In every sector of culture and society, a shift towards greater diversity is moving the needle on what, and who is considered “typical”. This is as true in the realm of cannabis consumption as anywhere else, with the stereotype of surfer dude stoners and glazed and confused couch potatoes making way for women as the fastest-growing segment of cannabis consumers.
Manufacturers are paying close attention to what these women want and how best to reach them with thoughtful branding, high levels of customer service, product design, and the retail experience. Not only are women increasingly driving cannabis sales, but they are also shifting their consumer behavior in ways that are pushing the industry to get more creative and innovative in meeting their demands — a trend that cannabis technology company Akerna (NASDAQ: KERN) highlights in its mid-year report.

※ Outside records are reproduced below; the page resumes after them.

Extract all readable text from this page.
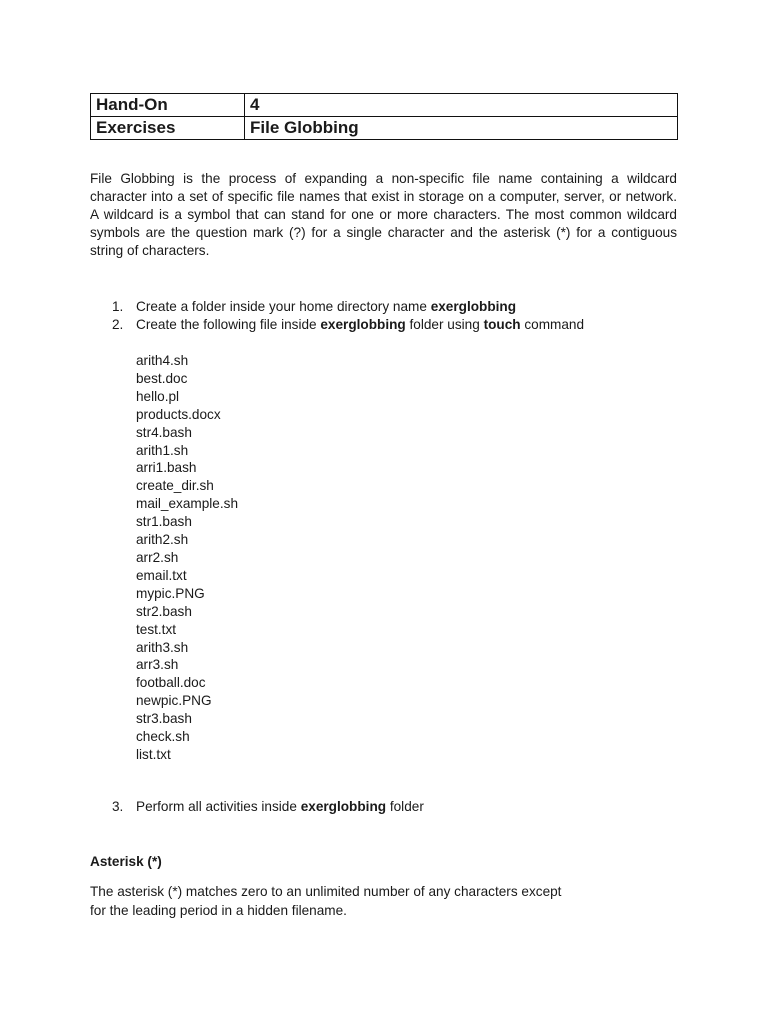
Hand-On	4
Exercises	File Globbing

File Globbing is the process of expanding a non-specific file name containing a wildcard character into a set of specific file names that exist in storage on a computer, server, or network. A wildcard is a symbol that can stand for one or more characters. The most common wildcard symbols are the question mark (?) for a single character and the asterisk (*) for a contiguous string of characters.

1. Create a folder inside your home directory name exerglobbing
2. Create the following file inside exerglobbing folder using touch command
arith4.sh
best.doc
hello.pl
products.docx
str4.bash
arith1.sh
arri1.bash
create_dir.sh
mail_example.sh
str1.bash
arith2.sh
arr2.sh
email.txt
mypic.PNG
str2.bash
test.txt
arith3.sh
arr3.sh
football.doc
newpic.PNG
str3.bash
check.sh
list.txt
3. Perform all activities inside exerglobbing folder

Asterisk (*)

The asterisk (*) matches zero to an unlimited number of any characters except
for the leading period in a hidden filename.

According to Akerna’s report, nearly 15 million women have purchased cannabis in 2021 so far, which is a 3.2% increase since 2019. Their market share, which in 2019 was 35% is now 38.2% and growing. Additionally, for the first time ever, concentrates have overtaken edibles in popularity among younger women, a change attributed to decreased stigma and increased consumer education. Previously, edibles held third place in female product preferences with concentrates in fourth, but that has changed since 2020 with 10.2% of women reporting a preference for concentrates over 8.9% who prefer edibles. Flower is still the favorite product among female consumers with 44% still ranking it their top choice, but the industry is watching this closely as new product innovations inspire new allegiances.
In Akerna’s report, 27.53% of female consumers fall into the under 30 category and 29.40% are between 30 and 40-years-old, with both demographics preferring flower, cartridges, and concentrates in that order. Both age categories placed infused edibles and “Other” in fourth and fifth place. For these women, cartridges lead concentrates by 20% or more, with edibles roughly half as popular as concentrates. Edibles still beat out concentrates for the 13.6% of female purchasers in the 50-60 age range and the 10.33% falling into the 60+ category. The strongest showing for edibles was in the oldest demographic (60+ women) studied, with 18.39% preferring edibles and only 5.31% concentrates.
The trend in younger consumers leaning more towards concentrates and elders remaining loyal to edibles holds up in the male demographic as well, though this isn’t attracting as much notice from the industry as the rise of women consumers. Although Akerna’s mid-year report has men still accounting for 61.8% of cannabis sales, women are closing that gap at a steady pace and challenging the industry to up its game in order to compete for their business.